According to studies, education in West Africa has grown dramatically over the last half-century. From 1970 to 2010, the percentage of children in the region, who completed primary school increased by nearly 50 per cent (from 46 per cent to 68 per cent). The proportion of children completing lower secondary school nearly doubled (from 22 per cent to 40 per cent).
Growth in developing countries has been particularly impressive in the last 20 years, particularly in Sub-Saharan Africa. This is evident in the delivery of consistent positive growth digits from an average yearly growth rate of 1.6 per cent to 4.5 per cent over the last two decades (World Development Indicators, 2016). This pattern can also be seen in West African countries, which have experienced an average yearly growth rate of 4.9 per cent over the last two decades. Indeed, Nigeria, Ghana, Senegal, and Burkina Faso are among the countries in the region that have experienced impressive and consistent positive yearly growth. In comparison to other developing economies, these countries have performed admirably in terms of maintaining high growth rates.
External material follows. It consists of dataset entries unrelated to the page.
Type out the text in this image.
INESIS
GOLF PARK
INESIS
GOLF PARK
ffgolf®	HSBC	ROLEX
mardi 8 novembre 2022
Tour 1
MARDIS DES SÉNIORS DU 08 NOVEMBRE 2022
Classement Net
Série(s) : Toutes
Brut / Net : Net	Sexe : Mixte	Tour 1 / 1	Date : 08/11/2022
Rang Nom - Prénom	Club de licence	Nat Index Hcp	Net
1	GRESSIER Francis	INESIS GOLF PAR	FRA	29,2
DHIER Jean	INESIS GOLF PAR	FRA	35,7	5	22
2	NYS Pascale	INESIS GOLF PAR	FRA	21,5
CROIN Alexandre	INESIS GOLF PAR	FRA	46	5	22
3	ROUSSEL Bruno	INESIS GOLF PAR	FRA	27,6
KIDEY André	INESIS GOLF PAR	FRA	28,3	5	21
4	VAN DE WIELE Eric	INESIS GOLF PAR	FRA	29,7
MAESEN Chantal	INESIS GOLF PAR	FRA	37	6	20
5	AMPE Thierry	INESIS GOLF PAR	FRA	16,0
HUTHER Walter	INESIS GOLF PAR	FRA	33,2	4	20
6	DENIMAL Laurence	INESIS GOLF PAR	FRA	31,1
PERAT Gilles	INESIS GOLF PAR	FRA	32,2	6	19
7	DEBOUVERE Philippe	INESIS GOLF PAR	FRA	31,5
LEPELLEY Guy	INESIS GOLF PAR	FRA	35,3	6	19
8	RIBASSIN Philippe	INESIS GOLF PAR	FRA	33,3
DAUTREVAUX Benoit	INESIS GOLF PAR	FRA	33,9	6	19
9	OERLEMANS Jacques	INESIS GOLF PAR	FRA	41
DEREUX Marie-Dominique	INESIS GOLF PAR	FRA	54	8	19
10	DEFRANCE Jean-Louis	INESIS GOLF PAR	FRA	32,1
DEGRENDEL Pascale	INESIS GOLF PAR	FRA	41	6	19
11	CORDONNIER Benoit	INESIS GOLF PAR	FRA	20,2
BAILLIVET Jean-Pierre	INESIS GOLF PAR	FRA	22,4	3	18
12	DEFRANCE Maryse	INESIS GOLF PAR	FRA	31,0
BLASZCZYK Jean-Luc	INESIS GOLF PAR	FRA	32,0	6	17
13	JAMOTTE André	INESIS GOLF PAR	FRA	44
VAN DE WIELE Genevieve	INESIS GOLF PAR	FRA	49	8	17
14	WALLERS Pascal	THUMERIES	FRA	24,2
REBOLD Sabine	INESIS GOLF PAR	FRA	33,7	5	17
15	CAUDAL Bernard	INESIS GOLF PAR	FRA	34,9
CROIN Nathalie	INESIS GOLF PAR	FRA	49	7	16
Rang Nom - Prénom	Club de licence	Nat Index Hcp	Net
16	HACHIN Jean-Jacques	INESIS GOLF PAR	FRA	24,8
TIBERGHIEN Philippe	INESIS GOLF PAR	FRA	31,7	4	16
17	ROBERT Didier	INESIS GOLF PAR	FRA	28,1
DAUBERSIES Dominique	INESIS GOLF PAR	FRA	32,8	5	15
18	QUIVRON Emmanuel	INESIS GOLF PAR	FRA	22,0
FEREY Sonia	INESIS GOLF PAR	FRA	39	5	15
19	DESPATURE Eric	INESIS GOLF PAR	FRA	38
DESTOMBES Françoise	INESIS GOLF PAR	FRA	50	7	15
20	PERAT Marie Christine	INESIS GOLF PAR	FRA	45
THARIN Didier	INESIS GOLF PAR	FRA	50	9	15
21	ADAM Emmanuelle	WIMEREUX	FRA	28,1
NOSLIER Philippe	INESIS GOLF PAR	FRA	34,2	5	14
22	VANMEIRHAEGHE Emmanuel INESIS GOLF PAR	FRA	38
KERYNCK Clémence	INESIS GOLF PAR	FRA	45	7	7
The human capital development of West African nations has seen some improvement. The success measured in terms of enrolment in schools is indicative of this. The region recently saw a significant increase in the number of students enrolled in primary and secondary schools. This also occurs during a period of rapid growth in the area, which sheds light on the level of investment in human capital there. The opportunity for citizens to participate in the growth process through their engagement in productive activities is made possible by the population’s greater accessibility to education.
Students in West Africa would have the chance to receive international education, preparing them for the global market, if there were more generous scholarships available.
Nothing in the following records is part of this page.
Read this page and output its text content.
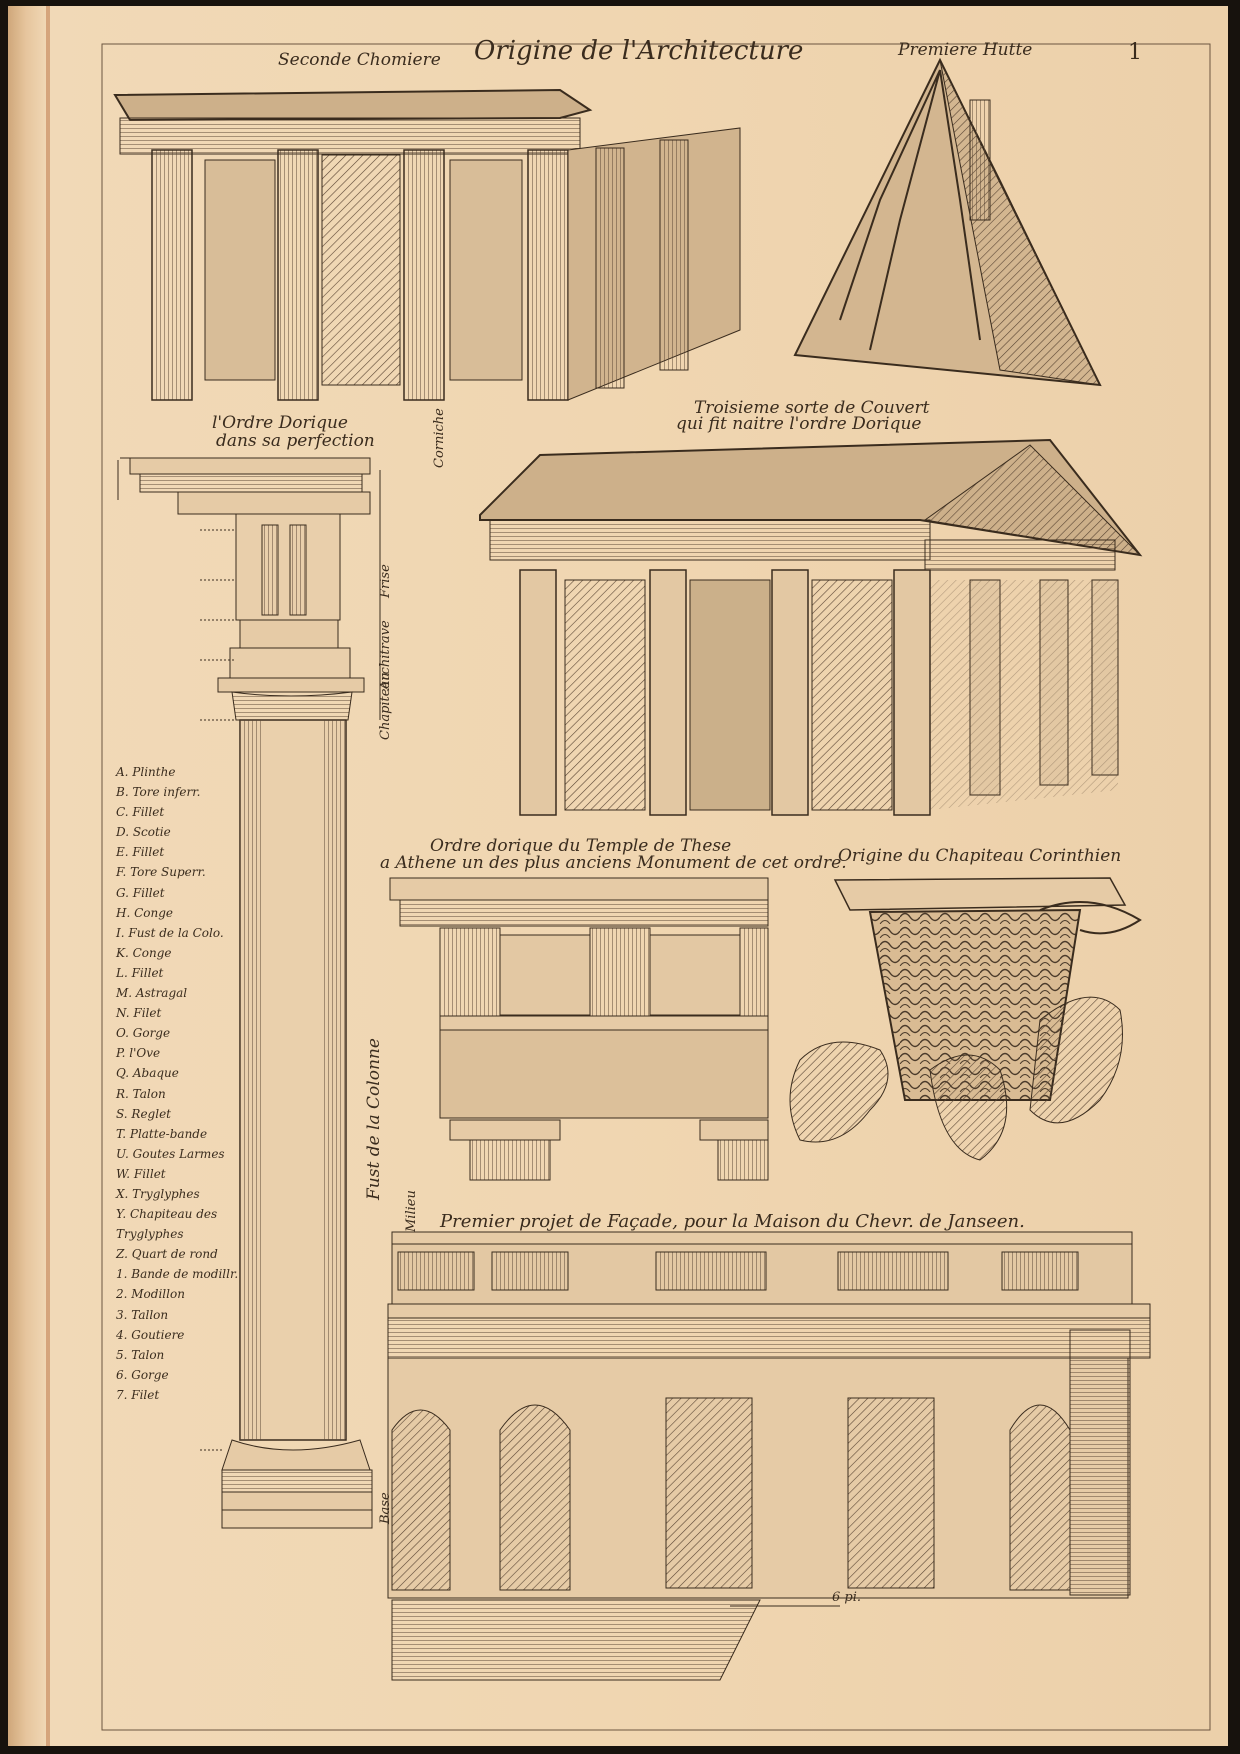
Origine de l'Architecture	1
Seconde Chomiere	Premiere Hutte
l'Ordre Dorique
dans sa perfection
Troisieme sorte de Couvert
qui fit naitre l'ordre Dorique
Ordre dorique du Temple de These
a Athene un des plus anciens Monument de cet ordre.
Origine du Chapiteau Corinthien
Premier projet de Façade, pour la Maison du Chevr. de Janseen.
6 pi.
Corniche
Frise
Architrave
Chapiteau
Fust de la Colonne
Milieu
Base
A. Plinthe
B. Tore inferr.
C. Fillet
D. Scotie
E. Fillet
F. Tore Superr.
G. Fillet
H. Conge
I. Fust de la Colo.
K. Conge
L. Fillet
M. Astragal
N. Filet
O. Gorge
P. l'Ove
Q. Abaque
R. Talon
S. Reglet
T. Platte-bande
U. Goutes Larmes
W. Fillet
X. Tryglyphes
Y. Chapiteau des
Tryglyphes
Z. Quart de rond
1. Bande de modillr.
2. Modillon
3. Tallon
4. Goutiere
5. Talon
6. Gorge
7. Filet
There is no doubt that West Africa is one of the best places in the world to find people with these qualities because scholars are chosen based on their exceptional intellect, character, capacity for leadership and commitment to service. They are waiting for the dice to turn in their favour.
These people understand Mahatma Gandhi’s famous words, “To lose patience is to lose the battle.” As a result, they are watching for a chance to soar.